Taxpayers should be on high alert for identity thieves pretending to be from the IRS, the U.S. Treasury warns.
More than 20,000 taxpayers have been targeted, including thousands of victims who have paid over $1 million to criminals claiming to be IRS officials, said J. Russell George, the Treasury Inspector General for tax administration, in a news release.
“This is the largest scam of its kind that we have ever seen,” George said.
The fraudsters tell people they owe taxes and must pay with a prepaid debit card or wire transfer. They threaten those who refuse to pay by telling them they will be arrested, deported or lose a business or driver’s license if they don’t pony up the money.
George said the phone scam has affected victims in nearly every state.
The IRS usually contacts people by mail – not by phone – about unpaid taxes and won't ask for payment using a prepaid card or wire transfer, George said. The IRS also won’t ask for a credit card number over the phone.

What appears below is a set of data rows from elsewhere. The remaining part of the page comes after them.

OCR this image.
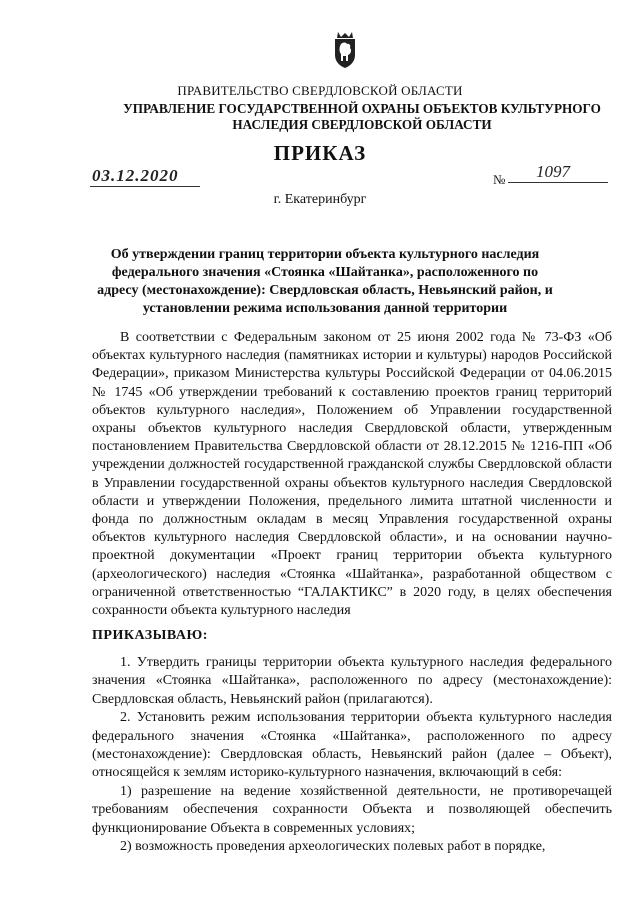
ПРАВИТЕЛЬСТВО СВЕРДЛОВСКОЙ ОБЛАСТИ
УПРАВЛЕНИЕ ГОСУДАРСТВЕННОЙ ОХРАНЫ ОБЪЕКТОВ КУЛЬТУРНОГО НАСЛЕДИЯ СВЕРДЛОВСКОЙ ОБЛАСТИ
ПРИКАЗ
03.12.2020	№	1097
г. Екатеринбург
Об утверждении границ территории объекта культурного наследия федерального значения «Стоянка «Шайтанка», расположенного по адресу (местонахождение): Свердловская область, Невьянский район, и установлении режима использования данной территории

В соответствии с Федеральным законом от 25 июня 2002 года № 73-ФЗ «Об объектах культурного наследия (памятниках истории и культуры) народов Российской Федерации», приказом Министерства культуры Российской Федерации от 04.06.2015 № 1745 «Об утверждении требований к составлению проектов границ территорий объектов культурного наследия», Положением об Управлении государственной охраны объектов культурного наследия Свердловской области, утвержденным постановлением Правительства Свердловской области от 28.12.2015 № 1216-ПП «Об учреждении должностей государственной гражданской службы Свердловской области в Управлении государственной охраны объектов культурного наследия Свердловской области и утверждении Положения, предельного лимита штатной численности и фонда по должностным окладам в месяц Управления государственной охраны объектов культурного наследия Свердловской области», и на основании научно-проектной документации «Проект границ территории объекта культурного (археологического) наследия «Стоянка «Шайтанка», разработанной обществом с ограниченной ответственностью “ГАЛАКТИКС” в 2020 году, в целях обеспечения сохранности объекта культурного наследия

ПРИКАЗЫВАЮ:

1. Утвердить границы территории объекта культурного наследия федерального значения «Стоянка «Шайтанка», расположенного по адресу (местонахождение): Свердловская область, Невьянский район (прилагаются).

2. Установить режим использования территории объекта культурного наследия федерального значения «Стоянка «Шайтанка», расположенного по адресу (местонахождение): Свердловская область, Невьянский район (далее – Объект), относящейся к землям историко-культурного назначения, включающий в себя:

1) разрешение на ведение хозяйственной деятельности, не противоречащей требованиям обеспечения сохранности Объекта и позволяющей обеспечить функционирование Объекта в современных условиях;

2) возможность проведения археологических полевых работ в порядке,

“If someone unexpectedly calls claiming to be from the IRS and uses threatening language if you don’t pay immediately, that is a sign that it really isn’t the IRS calling,” he said.
The callers who commit this fraud often:
- Use common names and fake IRS badge numbers.
- Know the last four digits of the victim’s Social Security Number.
- Use fake Caller ID information appear as if the IRS is calling.
- Send bogus IRS e-mails to support their scam.
- Call a second time claiming to be the police or department of motor vehicles, again with fake Caller ID.
If you get a call from someone claiming to be with the IRS asking for a payment, here’s what to do:
- If you owe Federal taxes, or think you might owe taxes, hang up and call the IRS at 800-829-1040.
- If you don’t owe taxes, call and report the incident to the Treasury Department at 800-366-4484.
- You can also file a complaint with the Federal Trade Commission. Add “IRS Telephone Scam" to the comments in your complaint.
The IRS offers more information about various kinds of tax scams on its website.